O MPDFT por seu turno, tem cumprido com o determinado pela desembargadora Sandra de Santis do TJDFT, o Segredo de Justiça, está até hoje preservado.

Ao chegar a Câmara Legislativa, toda a documentação enviada pelo Tribunal de Justiça a pedido da Corregedoria, foi analisada e gerou um relatório, passou pela Comissão de Ética e mais um relatório, depois pela Comissão de Constituição e Justiça, que corroborou os relatórios já produzidos, e talvez por último, chegue ao plenário da CLDF no próximo dia 11 de setembro, da mesma forma, sem nenhum vazamento.

Todos os atos praticados desde 2010, primaram pela observância dos preceitos legais e determinações judiciais, o que fragiliza qualquer pedido de intervenção judicial na fase em que se encontra.

Ontem, recebi de madrugada a informação vinda de pessoas próximas ao deputado Raad Massouh que avisaram: “o parlamentar estuda com os seus advogados, a possibilidade de ingressar no Judiciário com uma medida judicial com pedido de liminar, para suspender o seu processo de cassação até que ele seja julgado pelo TJDFT.”

O que é estranho, é que na Câmara Legislativa, o processo de cassação tem como objetivo apurar a conduta política, o deputado quebrou ou não o decoro? Não se está investigando ou julgando se o parlamentar supostamente se beneficiou, ou quem e supostamente ficou com o dinheiro.

A documentação enviada pelo Tribunal de Justiça à Casa Legislativa, teve uma única finalidade, analisar se dos fatos narrados e a conduta descrita pela Polícia, Ministério Público que culminou com o indiciamento do parlamentar pela desembargadora, poderiam configurar a quebra do decoro, considerando que foi este o pedido da Representação do Adote um Distrital, e que deu início ao processo na Câmara Legislativa.

Se Raad alegar cerceamento de defesa, certamente o judiciário vai observar que o parlamentar foi intimado, teve conhecimento da representação, lhe foram concedidos os prazos regimentais, apresentou a defesa que entendeu melhor, participou da oitiva das testemunhas, enfim, em todas as fases teve seu direito preservado. Se não conseguiu convencer seus pares, paciência.

O julgamento pelo judiciário vai determinar se Raad é inocente ou culpado dos crimes que lhe são imputados, mas o julgamento político, o da Câmara Legislativa, não depende de Sentença Judicial, já vimos isso no julgamento político da ex-deputada Eurides Brito, o plenário entendeu que ela havia sim quebrado o decoro, mas só veio a ser condenada pela justiça muito tempo depois.

Será que não seria mais fácil o parlamentar pedir à desembargadora que suspenda o Segredo de Justiça?

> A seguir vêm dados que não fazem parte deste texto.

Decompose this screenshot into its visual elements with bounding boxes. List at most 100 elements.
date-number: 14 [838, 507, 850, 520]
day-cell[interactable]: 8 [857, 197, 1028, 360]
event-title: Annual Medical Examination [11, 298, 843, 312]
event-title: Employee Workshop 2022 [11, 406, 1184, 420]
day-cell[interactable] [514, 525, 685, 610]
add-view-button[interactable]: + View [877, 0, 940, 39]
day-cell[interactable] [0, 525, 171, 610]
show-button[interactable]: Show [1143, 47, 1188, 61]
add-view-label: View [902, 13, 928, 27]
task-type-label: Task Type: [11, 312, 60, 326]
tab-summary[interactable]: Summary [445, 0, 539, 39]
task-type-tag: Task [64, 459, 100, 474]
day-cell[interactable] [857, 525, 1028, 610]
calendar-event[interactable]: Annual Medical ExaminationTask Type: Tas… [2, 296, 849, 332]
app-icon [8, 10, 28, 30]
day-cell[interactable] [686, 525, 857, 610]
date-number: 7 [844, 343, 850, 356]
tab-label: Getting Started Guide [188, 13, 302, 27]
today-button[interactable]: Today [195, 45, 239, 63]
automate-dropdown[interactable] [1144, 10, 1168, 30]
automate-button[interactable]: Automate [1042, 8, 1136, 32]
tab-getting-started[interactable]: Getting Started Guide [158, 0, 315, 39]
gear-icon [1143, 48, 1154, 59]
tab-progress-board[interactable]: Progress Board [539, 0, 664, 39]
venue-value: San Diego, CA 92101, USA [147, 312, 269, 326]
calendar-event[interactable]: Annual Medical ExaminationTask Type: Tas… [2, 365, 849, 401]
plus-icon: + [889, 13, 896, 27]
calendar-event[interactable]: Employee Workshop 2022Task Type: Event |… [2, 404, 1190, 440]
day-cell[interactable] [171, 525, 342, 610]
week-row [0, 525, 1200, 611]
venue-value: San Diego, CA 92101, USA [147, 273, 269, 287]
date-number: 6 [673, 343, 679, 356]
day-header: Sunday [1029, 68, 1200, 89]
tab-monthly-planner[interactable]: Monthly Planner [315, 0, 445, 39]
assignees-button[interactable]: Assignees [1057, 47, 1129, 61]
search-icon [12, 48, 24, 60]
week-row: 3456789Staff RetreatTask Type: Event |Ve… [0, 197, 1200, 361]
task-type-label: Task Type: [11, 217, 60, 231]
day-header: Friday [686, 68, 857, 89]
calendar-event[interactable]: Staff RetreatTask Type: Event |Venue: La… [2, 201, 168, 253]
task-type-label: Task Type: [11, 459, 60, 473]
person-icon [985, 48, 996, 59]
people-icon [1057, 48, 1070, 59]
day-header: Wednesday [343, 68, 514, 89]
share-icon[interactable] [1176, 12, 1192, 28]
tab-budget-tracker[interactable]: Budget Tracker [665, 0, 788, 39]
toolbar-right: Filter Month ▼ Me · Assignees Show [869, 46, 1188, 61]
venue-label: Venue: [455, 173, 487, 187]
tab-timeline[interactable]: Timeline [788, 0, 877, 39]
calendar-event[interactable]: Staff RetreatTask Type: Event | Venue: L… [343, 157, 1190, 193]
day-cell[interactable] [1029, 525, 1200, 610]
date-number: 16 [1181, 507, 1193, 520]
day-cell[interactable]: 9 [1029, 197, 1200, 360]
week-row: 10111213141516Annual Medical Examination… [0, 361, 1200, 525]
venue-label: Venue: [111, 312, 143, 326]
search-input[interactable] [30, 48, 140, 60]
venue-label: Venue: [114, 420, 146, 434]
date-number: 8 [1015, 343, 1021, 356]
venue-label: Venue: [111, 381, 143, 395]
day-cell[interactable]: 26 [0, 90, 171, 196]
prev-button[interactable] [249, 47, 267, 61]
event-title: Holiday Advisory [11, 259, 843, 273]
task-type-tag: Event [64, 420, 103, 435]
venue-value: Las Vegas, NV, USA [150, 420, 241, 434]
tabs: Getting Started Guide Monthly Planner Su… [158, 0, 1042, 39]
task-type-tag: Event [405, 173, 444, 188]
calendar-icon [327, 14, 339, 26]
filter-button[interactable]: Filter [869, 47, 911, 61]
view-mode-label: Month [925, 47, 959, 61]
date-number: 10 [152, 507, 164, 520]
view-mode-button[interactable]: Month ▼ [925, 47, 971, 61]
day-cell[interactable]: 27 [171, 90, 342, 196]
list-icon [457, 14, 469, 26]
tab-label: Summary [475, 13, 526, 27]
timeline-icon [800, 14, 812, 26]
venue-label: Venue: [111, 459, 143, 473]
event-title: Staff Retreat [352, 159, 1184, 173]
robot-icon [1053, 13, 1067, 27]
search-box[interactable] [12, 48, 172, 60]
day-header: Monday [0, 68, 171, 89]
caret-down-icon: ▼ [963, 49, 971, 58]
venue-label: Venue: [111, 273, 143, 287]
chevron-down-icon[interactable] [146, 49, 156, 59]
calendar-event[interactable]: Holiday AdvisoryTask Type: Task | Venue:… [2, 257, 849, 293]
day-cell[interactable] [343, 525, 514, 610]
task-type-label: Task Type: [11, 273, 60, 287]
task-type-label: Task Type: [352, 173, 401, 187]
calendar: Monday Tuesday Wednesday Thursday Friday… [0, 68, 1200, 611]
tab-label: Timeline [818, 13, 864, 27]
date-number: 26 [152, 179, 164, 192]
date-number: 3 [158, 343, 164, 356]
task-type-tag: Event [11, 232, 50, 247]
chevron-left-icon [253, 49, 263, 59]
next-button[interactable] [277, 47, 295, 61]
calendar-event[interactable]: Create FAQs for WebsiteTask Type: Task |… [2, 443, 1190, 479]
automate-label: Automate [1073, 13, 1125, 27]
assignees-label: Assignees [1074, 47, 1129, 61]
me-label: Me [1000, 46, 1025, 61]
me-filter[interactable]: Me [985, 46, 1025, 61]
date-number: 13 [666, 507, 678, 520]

Ai sim, a população poderá ter a certeza da sua inocência.

Ou quem sabe, Raad poderá continuar suas manobras com a ajuda do Executivo e tentar a absolvição no plenário para se tornar o Donadon do cerrado?

É esperar pra ver, o próximo capítulo será transmitido no dia 11 de setembro, conhecido mundialmente como o dia em que tudo pode explodir.